The way in which the film proceeds is troubled as well: all of the details describing how Jackie Moon obtained his fortune are mentioned during the opening credits. The audience wants to see these details unfold during the film, quickly, at the beginning, like in Blades of Glory or The Life Aquatic. Also, you need a prominent human villain in the script. This script's villain (Woody Harrelson) was part of the basketball team and ends up being everyone's friend. Unfortunately, this 'spin-move' didn't work and should only be employed if your film also has a strong villain. (The collapse of the league can be seen as a villain as well, but this villain certainly didn't utter any zippy one-liners).

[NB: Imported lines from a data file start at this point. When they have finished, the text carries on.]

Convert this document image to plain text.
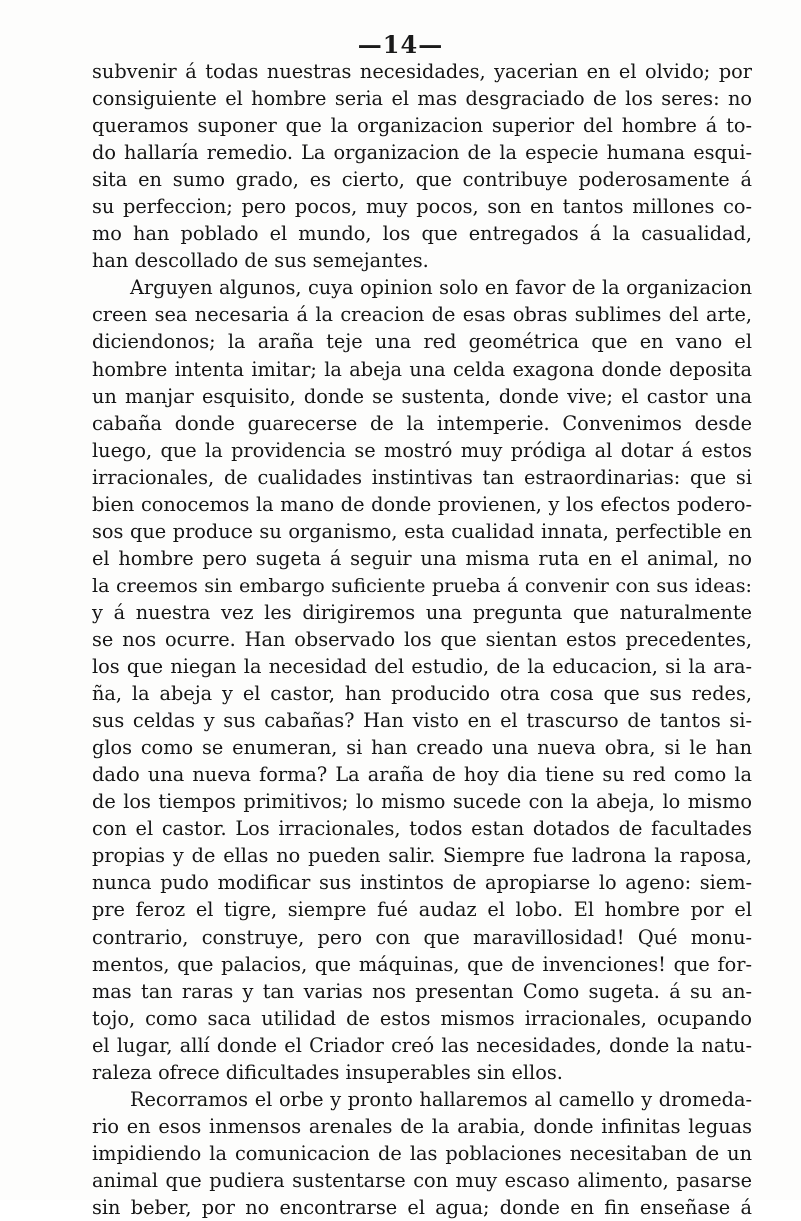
—14—
subvenir á todas nuestras necesidades, yacerian en el olvido; por
consiguiente el hombre seria el mas desgraciado de los seres: no
queramos suponer que la organizacion superior del hombre á to-
do hallaría remedio. La organizacion de la especie humana esqui-
sita en sumo grado, es cierto, que contribuye poderosamente á
su perfeccion; pero pocos, muy pocos, son en tantos millones co-
mo han poblado el mundo, los que entregados á la casualidad,
han descollado de sus semejantes.
Arguyen algunos, cuya opinion solo en favor de la organizacion
creen sea necesaria á la creacion de esas obras sublimes del arte,
diciendonos; la araña teje una red geométrica que en vano el
hombre intenta imitar; la abeja una celda exagona donde deposita
un manjar esquisito, donde se sustenta, donde vive; el castor una
cabaña donde guarecerse de la intemperie. Convenimos desde
luego, que la providencia se mostró muy pródiga al dotar á estos
irracionales, de cualidades instintivas tan estraordinarias: que si
bien conocemos la mano de donde provienen, y los efectos podero-
sos que produce su organismo, esta cualidad innata, perfectible en
el hombre pero sugeta á seguir una misma ruta en el animal, no
la creemos sin embargo suficiente prueba á convenir con sus ideas:
y á nuestra vez les dirigiremos una pregunta que naturalmente
se nos ocurre. Han observado los que sientan estos precedentes,
los que niegan la necesidad del estudio, de la educacion, si la ara-
ña, la abeja y el castor, han producido otra cosa que sus redes,
sus celdas y sus cabañas? Han visto en el trascurso de tantos si-
glos como se enumeran, si han creado una nueva obra, si le han
dado una nueva forma? La araña de hoy dia tiene su red como la
de los tiempos primitivos; lo mismo sucede con la abeja, lo mismo
con el castor. Los irracionales, todos estan dotados de facultades
propias y de ellas no pueden salir. Siempre fue ladrona la raposa,
nunca pudo modificar sus instintos de apropiarse lo ageno: siem-
pre feroz el tigre, siempre fué audaz el lobo. El hombre por el
contrario, construye, pero con que maravillosidad! Qué monu-
mentos, que palacios, que máquinas, que de invenciones! que for-
mas tan raras y tan varias nos presentan Como sugeta. á su an-
tojo, como saca utilidad de estos mismos irracionales, ocupando
el lugar, allí donde el Criador creó las necesidades, donde la natu-
raleza ofrece dificultades insuperables sin ellos.
Recorramos el orbe y pronto hallaremos al camello y dromeda-
rio en esos inmensos arenales de la arabia, donde infinitas leguas
impidiendo la comunicacion de las poblaciones necesitaban de un
animal que pudiera sustentarse con muy escaso alimento, pasarse
sin beber, por no encontrarse el agua; donde en fin enseñase á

Oh yes, the film is about a struggling B-league basketball team trying to finish in 4th place so that their franchise can be one of four that is permitted to merge with the NBA.

I did like the allegory within one scene however: the American Basketball Association is trying to merge with the NBA so they want to keep a clean image. However, the players want to brawl in every game. Hence, in order to make sure their image remains clean, they save their brawling for commercial breaks, allegorically highlighting the underlying dimension of the prim and proper finished product (a successful presentation delivered by the CEO, a family managing to hide their craziness from one of their children's love interests, . . . ).